During the last 12 months, the EY Investment Advisory team has helped 15 insurance companies and 30 asset managers in the UK alone, and has grown its teams across Europe, the US and Asia. As insurers invest more across borders and learn from each other's investment habits, this global footprint has proven very helpful to the EY team and its clients.
EY's work has varied from traditional actuarial work on capital models and regulatory updates, to helping firms enter new asset classes, hedging the Solvency II balance sheet and optimising matching adjustment (MA) portfolios.
Among the highlights have been helping three more firms gain MA approval for their equity release mortgages; the re-optimisation of a book of new student loans for the market; and helping to place the largest offshore windfarm with insurance clients, generating innovative inflation-linked assets in the process.
"We've also been helping insurers improve their operating models to make them more commercial and more successful. It's been an interesting year," says Gareth Mee, an EY partner and leader of the team.
The search for yield in the low rate environment and the need to optimise balance sheets is a perennial challenge, none more so than in the bulk purchase annuity markets where competition among insurers has been fierce. But other sectors are joining in the trend.
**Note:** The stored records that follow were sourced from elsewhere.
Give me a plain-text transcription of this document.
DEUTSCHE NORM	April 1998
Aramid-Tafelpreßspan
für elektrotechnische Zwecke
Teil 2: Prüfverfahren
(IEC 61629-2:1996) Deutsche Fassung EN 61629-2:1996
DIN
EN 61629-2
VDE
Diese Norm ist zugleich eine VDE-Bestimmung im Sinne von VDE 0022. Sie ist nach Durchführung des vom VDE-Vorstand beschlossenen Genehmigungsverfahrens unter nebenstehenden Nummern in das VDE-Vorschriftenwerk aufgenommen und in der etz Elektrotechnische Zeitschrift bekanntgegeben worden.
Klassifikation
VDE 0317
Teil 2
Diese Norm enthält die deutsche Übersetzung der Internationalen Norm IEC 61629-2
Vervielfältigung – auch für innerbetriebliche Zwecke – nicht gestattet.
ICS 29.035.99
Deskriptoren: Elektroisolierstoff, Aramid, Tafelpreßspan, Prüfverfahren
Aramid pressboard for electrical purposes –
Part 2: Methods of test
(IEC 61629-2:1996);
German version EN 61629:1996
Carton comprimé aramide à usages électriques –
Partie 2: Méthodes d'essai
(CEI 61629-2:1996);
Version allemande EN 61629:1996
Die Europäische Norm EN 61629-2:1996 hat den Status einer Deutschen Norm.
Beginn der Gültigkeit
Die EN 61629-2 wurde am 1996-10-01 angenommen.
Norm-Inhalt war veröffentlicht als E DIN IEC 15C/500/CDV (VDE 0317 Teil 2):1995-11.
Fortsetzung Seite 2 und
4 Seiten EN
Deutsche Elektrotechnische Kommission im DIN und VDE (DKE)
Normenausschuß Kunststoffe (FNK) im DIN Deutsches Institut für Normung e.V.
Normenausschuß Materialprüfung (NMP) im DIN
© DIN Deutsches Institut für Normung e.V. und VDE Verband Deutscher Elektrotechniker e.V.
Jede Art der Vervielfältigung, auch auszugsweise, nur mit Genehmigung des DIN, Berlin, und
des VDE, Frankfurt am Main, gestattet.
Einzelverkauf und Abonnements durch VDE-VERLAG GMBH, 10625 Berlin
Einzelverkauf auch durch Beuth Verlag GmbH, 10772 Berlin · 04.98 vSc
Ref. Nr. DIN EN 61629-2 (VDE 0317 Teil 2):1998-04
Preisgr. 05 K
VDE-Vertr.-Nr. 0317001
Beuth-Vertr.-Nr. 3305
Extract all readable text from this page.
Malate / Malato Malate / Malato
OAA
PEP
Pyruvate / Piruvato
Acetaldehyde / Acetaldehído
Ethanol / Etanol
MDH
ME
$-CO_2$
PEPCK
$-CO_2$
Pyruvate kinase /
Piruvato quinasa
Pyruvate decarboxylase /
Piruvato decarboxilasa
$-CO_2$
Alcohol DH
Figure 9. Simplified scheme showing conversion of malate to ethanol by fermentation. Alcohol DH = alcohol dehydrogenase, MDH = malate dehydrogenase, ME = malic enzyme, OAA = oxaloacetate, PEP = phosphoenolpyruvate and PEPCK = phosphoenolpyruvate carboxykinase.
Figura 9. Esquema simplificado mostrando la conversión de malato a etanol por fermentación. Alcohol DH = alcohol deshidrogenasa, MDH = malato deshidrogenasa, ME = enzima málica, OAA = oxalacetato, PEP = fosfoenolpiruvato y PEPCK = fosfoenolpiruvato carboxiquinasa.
"We are doing more work with non-life and with-profits funds than we did 12 months ago. The spotlight on illiquid assets has also expanded from annuity funds to other areas – particularly shareholder funds – which brings a different set of potential asset classes into play, because they tend to be of shorter duration," says Gareth Sutcliffe, investment advisory leader in the UK.
EY has assisted insurers in improving their investment decision-making, "and being slick at understanding the impact of a decision, and whether it forces you to hit a constraint, such as liquidity risk," Sutcliffe says.
In this regard, EY highlights its innovative analytics and visualisation tools which, for example, have dramatically reduced the run time for an MA portfolio analysis from 11 days to just 30 seconds.